Hello. Newbie to the forum but not to pigeons. I have a king pigeon mix I hatched in my incubator and raised by hand. He has never been around another pigeon. As a baby, I determined he was male by vent and other indicators I’ve used successfully in the past. As he matured, he got all the male looks. Large body, bigger head etc. and behavior wise he was all male. Strutting, circling, cooing, bowing and rushing towards me with tail fanned downward. Then, about a couple of months ago he started acting more girly. Cooing softly to me and the flattening to the ground with spread wings when I’d come over. Classic female wanting to mate behavior. I’d scratch him on the back and under the wings-the sexy stuff (to a pigeon anyway lol) and then he’d get up and start strutting and cooing and acting all male again.
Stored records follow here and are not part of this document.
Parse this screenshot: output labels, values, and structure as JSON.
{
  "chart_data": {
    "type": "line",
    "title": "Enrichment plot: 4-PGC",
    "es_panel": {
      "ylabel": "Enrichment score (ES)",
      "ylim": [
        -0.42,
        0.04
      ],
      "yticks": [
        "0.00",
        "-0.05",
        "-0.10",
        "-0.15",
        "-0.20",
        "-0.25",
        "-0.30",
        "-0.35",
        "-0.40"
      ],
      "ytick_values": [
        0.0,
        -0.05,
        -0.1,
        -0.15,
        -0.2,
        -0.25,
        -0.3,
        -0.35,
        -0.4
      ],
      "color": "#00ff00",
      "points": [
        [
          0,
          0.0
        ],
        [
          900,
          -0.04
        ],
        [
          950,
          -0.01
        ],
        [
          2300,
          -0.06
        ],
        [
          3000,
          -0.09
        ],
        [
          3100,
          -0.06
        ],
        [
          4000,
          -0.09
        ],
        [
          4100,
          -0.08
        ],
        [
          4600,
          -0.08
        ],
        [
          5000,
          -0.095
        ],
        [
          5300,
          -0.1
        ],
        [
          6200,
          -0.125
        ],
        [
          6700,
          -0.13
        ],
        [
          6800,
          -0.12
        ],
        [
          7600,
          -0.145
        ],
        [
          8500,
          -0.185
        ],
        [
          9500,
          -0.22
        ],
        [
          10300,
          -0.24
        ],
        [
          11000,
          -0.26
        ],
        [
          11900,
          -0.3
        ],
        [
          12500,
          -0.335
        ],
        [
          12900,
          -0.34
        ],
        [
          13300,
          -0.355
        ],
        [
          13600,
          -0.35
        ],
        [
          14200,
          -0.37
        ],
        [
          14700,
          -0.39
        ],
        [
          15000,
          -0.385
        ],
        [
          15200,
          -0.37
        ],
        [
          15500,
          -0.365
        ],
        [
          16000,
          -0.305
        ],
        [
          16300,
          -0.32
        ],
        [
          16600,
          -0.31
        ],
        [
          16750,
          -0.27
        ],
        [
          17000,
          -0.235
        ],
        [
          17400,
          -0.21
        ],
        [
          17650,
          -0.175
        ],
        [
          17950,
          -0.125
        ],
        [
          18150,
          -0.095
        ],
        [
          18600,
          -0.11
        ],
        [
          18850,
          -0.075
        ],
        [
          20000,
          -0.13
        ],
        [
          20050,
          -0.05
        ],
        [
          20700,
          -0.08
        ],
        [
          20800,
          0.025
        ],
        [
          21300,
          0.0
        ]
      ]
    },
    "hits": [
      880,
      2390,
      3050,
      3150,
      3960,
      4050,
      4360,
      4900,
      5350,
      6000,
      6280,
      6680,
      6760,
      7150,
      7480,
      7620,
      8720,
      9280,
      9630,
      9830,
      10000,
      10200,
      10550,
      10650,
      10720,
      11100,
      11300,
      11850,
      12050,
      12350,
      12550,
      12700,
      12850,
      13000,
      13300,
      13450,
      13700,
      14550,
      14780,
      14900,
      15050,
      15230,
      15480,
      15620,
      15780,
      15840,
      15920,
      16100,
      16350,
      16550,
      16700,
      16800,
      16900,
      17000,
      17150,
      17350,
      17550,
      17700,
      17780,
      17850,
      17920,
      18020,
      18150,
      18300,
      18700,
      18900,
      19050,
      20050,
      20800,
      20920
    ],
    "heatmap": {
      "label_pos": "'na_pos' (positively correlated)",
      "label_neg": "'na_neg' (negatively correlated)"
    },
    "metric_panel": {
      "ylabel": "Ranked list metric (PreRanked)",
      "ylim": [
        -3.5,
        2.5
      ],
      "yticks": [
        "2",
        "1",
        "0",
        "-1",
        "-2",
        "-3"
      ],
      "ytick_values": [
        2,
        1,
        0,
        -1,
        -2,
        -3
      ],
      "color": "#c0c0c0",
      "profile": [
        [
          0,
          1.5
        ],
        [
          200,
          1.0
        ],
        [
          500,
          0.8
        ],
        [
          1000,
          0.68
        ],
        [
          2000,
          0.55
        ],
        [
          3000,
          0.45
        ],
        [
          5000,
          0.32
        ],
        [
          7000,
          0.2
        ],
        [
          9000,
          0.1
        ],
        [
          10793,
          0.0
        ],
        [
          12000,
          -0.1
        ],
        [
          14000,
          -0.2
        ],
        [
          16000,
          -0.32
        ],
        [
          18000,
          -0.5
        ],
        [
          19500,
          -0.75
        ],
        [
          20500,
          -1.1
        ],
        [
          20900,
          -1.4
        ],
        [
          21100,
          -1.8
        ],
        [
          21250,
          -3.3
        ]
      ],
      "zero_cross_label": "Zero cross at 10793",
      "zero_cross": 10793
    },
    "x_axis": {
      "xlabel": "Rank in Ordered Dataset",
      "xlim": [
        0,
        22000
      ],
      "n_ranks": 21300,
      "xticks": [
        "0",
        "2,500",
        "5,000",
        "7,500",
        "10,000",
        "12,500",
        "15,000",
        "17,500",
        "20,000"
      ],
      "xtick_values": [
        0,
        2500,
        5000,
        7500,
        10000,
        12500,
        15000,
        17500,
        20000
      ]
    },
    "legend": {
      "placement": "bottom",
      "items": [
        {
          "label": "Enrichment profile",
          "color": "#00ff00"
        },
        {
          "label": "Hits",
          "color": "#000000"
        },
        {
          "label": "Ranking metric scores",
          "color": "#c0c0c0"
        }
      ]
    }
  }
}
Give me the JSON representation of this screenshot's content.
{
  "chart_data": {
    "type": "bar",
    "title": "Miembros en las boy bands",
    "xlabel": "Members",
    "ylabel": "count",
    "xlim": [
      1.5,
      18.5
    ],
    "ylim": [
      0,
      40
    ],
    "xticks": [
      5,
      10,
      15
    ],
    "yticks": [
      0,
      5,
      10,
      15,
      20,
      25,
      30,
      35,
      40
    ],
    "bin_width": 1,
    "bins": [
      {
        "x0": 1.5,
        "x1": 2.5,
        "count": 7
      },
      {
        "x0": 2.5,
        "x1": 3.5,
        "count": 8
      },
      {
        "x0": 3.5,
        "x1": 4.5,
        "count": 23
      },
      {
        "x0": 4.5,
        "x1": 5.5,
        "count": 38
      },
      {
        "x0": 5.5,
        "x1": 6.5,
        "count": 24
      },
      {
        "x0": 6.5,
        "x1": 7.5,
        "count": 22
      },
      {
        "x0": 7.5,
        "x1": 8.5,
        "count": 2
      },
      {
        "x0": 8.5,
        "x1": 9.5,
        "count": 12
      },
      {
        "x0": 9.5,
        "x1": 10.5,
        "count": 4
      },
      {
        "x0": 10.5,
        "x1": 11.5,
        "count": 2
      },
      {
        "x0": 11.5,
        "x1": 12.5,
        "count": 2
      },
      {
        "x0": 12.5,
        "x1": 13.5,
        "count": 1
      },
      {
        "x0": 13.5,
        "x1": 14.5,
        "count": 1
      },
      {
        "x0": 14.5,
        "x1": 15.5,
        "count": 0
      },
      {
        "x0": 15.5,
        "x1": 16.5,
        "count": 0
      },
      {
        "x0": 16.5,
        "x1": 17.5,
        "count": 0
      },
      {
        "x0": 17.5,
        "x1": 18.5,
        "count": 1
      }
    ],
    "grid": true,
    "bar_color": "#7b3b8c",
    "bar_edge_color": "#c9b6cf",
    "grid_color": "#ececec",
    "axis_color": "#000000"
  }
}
He recently picked a spot he wanted to nest in and would sit there and coo softly and bow to the spot for me to come over and if I put my hand next to him he’d nibble gently and be all calm. Again, male behavior. I read the some males will occasionally exhibit female behaviors to I just put it off to that. Then this evening he was sitting on the floor (I should probably state he has free range of an entire room) and when I came in and he flew up to his nighttime roosting spot, there was an egg on the floor!!! Since males can act like females, do females ever look and act like males? I can’t find any info on that.


----------



## Ladygrey (Dec 10, 2016)

Yes, hens will mount their male mate. 

Sexing pigeons by vent doesn’t work. But the egg tells all.


----------